There were several important reports on the U.S. economy released this morning. First, data from the Bureau of Labor Statistics (BLS) showed that wholesale inflation pressures in America firmed last month, as the producer price index for final demand (PPI-FD) rose by 0.4 percent. That was the largest monthly gain since June and twice the increase economists had expected. Cheaper energy costs were largely offset by a jump in food prices last month, which is why “core” PPI-FD also rose by 0.4 percent in November. Regardless, both headline and core measures of wholesale inflation have been trending upward this year, and their annual rates of growth are now near the highest levels of the recovery. With price pressures rising in the production pipeline, it is likely that the higher costs will eventually be passed on to consumers. Moreover, the measure of healthcare services costs rose by 0.2 percent last month and is now up 1.7 percent on a year-over-year basis. This particular PPI component is worth paying attention to because it is used in the measure of overall U.S. inflation preferred by the Federal Reserve, i.e. the Personal Consumption Expenditures (PCE) core price index, due out next week.
Next, a report from the U.S. Census Bureau showed that advance estimates of retail and food services sales for November totaled $465.5 billion. That was a 0.1 percent increase from October’s downward-revised print and a much smaller gain than anticipated.

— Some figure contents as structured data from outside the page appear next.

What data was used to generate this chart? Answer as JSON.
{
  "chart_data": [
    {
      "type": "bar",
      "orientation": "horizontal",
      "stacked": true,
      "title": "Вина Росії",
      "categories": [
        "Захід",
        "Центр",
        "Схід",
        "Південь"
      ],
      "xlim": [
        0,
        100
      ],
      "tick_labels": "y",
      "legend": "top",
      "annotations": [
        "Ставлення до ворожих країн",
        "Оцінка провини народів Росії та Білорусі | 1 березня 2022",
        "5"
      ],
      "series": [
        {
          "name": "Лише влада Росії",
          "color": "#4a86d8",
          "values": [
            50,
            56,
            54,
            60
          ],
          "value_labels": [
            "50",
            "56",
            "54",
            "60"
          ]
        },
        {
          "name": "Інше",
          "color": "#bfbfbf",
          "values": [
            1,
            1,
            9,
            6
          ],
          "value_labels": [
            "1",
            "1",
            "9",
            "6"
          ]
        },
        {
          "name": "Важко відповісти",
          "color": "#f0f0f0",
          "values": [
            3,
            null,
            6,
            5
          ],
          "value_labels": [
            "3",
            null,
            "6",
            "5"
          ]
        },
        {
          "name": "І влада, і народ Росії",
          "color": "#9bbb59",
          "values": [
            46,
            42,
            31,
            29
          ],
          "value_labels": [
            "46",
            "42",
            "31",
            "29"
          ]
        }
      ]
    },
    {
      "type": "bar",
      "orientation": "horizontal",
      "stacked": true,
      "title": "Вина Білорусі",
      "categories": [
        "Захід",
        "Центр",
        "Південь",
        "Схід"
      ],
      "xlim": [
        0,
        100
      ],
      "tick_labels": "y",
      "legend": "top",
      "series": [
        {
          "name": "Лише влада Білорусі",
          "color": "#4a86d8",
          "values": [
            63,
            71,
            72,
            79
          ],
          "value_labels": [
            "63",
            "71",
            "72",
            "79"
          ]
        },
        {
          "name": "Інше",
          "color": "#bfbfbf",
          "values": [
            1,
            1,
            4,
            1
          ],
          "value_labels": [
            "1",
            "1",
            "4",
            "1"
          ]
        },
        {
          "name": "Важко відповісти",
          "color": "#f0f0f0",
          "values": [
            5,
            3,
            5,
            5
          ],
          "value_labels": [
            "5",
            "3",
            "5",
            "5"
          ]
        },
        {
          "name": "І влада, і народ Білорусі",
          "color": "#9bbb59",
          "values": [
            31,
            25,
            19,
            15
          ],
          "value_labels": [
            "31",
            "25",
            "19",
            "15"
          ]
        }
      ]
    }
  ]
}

A 0.5 percent drop in motor vehicle sales weighed heavily on the headline index last month but even retail sales excluding the volatile autos and gasoline components rose by less than expected (0.2 percent) in November. There was a solid gain in furniture and home furnishing sales, perhaps related to the recent positive data out of the housing market. However, department store and sporting goods sales were weak last month, especially considering the sharp uptick in consumer sentiment seen after the election. Even growth in the nonstore retail arena, e.g. Amazon, moderated last month, although shoppers’ mounting preference for online commerce remains undeniable. Overall, though, this was a disappointing report, which should cause analysts to lower their estimates for fourth quarter U.S. gross domestic product (GDP) growth. What is worse is that retail sales could face additional headwinds going forward if wage growth does not accelerate.
Elsewhere, data from the Federal Reserve Board of Governors showed that industrial activity in America slowed last month, with total production declining by 0.4 percent. That was even worse than the 0.2 percent drop economists had anticipated but October’s gain was revised slightly higher. Under the hood, most measures of production deteriorated last month, with utilities again being a notable weak spot due to the unusually warm winter (less heating demand). More importantly, overall U.S. industrial activity on a year-over-year basis has now declined for the 15th month in a row, a pattern rarely seen outside of a recession. Manufacturing, which makes up roughly 75 percent of all industrial production, fell by 0.1 percent in November, and capacity utilization, sometimes used as a leading indicator of inflation and potential output, slid to 75.0 percent last month, the weakest reading since March and well below the long-term average.